From Constance, news traveled outward through a network of messengers on horseback. Couriers "would take documents out of Constance, go to a town 20 or 30 miles down the road, transfer things there to a fresh person and a fresh person and so on," said Ferzoco. Medievalists I spoke with estimated that this sort of "Pony Express" system could have conveyed the news of Gregory XII's resignation to major European cities such as Paris in something like a week. (One said "within a week or so"; the other put it at "at least a week.")

From the monarchs and other nobles, information would then "trickle down," as Don Prudlo put it. "The upper echelon of nobility would have been the first to know -- certainly the kings who have an interest in this matter. From that, because the cities were becoming so important by this time, news would travel fast in the cities, just as it does today. By word of mouth, news would have been around a city within a day or two of the nobility knowing."

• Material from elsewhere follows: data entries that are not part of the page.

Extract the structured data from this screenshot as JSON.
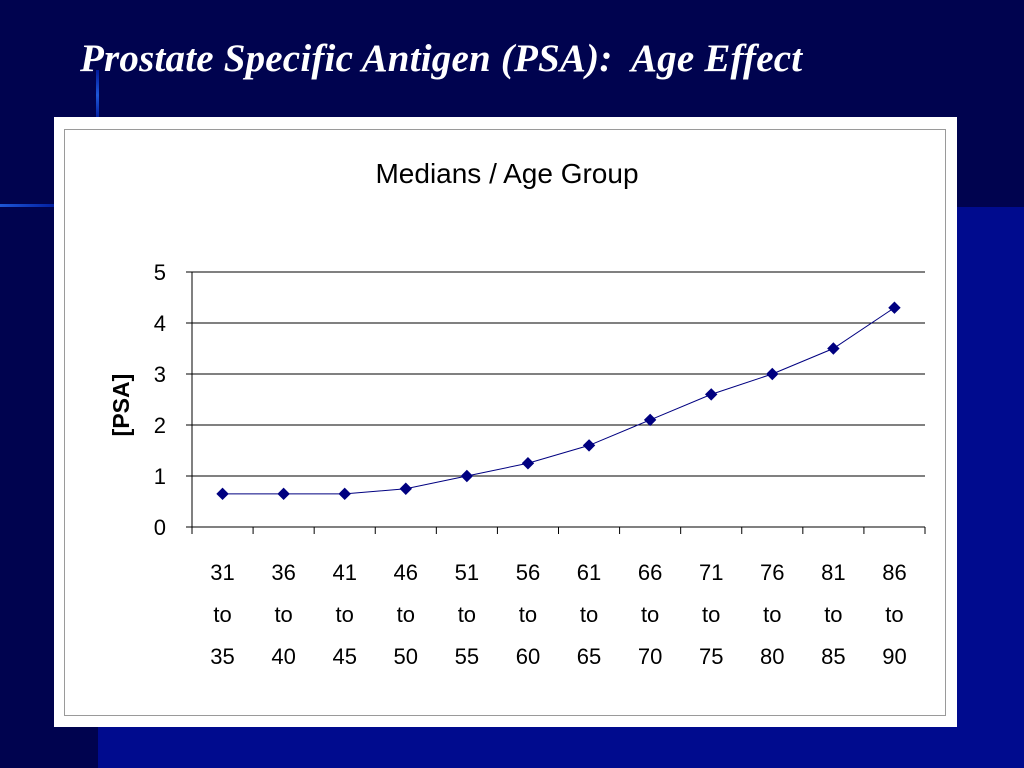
{
  "slide": {
    "title": "Prostate Specific Antigen (PSA):  Age Effect"
  },
  "colors": {
    "background": "#000b8e",
    "background_dark": "#00034f",
    "series_line": "#000080",
    "chart_panel": "#ffffff"
  },
  "chart_data": {
    "type": "line",
    "title": "Medians / Age Group",
    "xlabel": "",
    "ylabel": "[PSA]",
    "ylim": [
      0,
      5
    ],
    "yticks": [
      "0",
      "1",
      "2",
      "3",
      "4",
      "5"
    ],
    "categories": [
      [
        "31",
        "to",
        "35"
      ],
      [
        "36",
        "to",
        "40"
      ],
      [
        "41",
        "to",
        "45"
      ],
      [
        "46",
        "to",
        "50"
      ],
      [
        "51",
        "to",
        "55"
      ],
      [
        "56",
        "to",
        "60"
      ],
      [
        "61",
        "to",
        "65"
      ],
      [
        "66",
        "to",
        "70"
      ],
      [
        "71",
        "to",
        "75"
      ],
      [
        "76",
        "to",
        "80"
      ],
      [
        "81",
        "to",
        "85"
      ],
      [
        "86",
        "to",
        "90"
      ]
    ],
    "series": [
      {
        "values": [
          0.65,
          0.65,
          0.65,
          0.75,
          1.0,
          1.25,
          1.6,
          2.1,
          2.6,
          3.0,
          3.5,
          4.3
        ]
      }
    ],
    "grid": true,
    "legend": "none"
  }
}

In rural areas, the story is a lot less clear, though there's little question that news would have taken longer to arrive than to the cities. Likely, Ferzoco speculated, the route "would have been from the council to the seat of a diocese -- that is, a cathedral city -- via horse in most cases, I would think. And from there, copies would be made for the churches within that diocese." And then, to the masses, "normally through the sermon at the next Mass," Ferzoco said. 

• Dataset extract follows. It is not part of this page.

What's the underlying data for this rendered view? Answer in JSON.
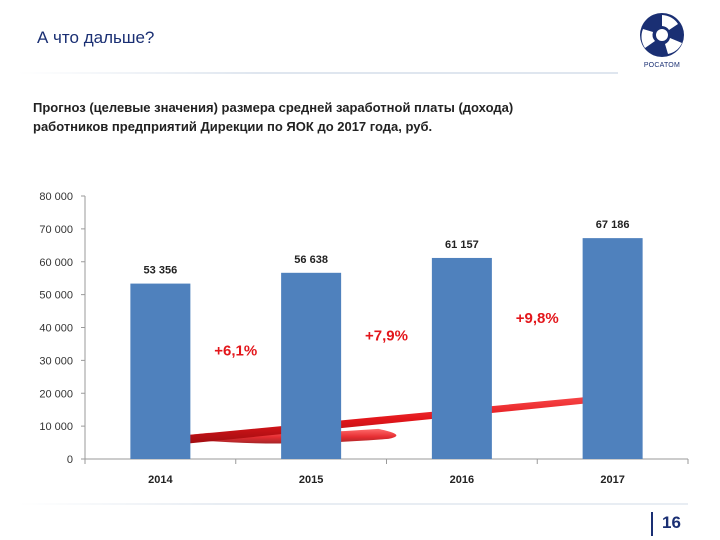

(That said, it's not so clear whether rural peasants would have been all that interested in the news. "Until 1900 most people on the planet didn't even know what the pope looks like," Bellitto noted. He continued, "The person in the pew really doesn't know and probably doesn't care, except for that there's great confusion in their diocese. You might have two or even three popes trying to tax them, and that's what they're going to get annoyed at." People in cities, he guessed, would have known the pope's name. But a peasant in a Scottish field? Maybe not so much.)

But even given that, people of the time weren't as isolated as we might imagine. "Something that it's important to realize is how interconnected Europe was at this point," Prudlo emphasized. "They had that international language -- Latin -- that all of the upper classes could understand, and they had this system of communication. People were already traveling. Even the lower classes were traveling through pilgrimages. They're going to Canterbury, or to Rome, or to the Holy Land. They are traveling with the Mendicant order, they're traveling militarily, with things like the Crusades."

He went on: "This was a really mobile and connected population -- something that we don't think of, sometimes we have our preconceptions of a more primitive Medieval period."

Mass media? A mobile, globe-trotting population? News that spread along the fault-lines of power and proximity to it? Certainly some of the echoes come not from the history itself but from our own tendency to impose modern terminology on another time. But some of those echoes are genuinely present -- a reminder that when you sand down the details of history far enough, the underlying wooden grain of human history has some recognizable features.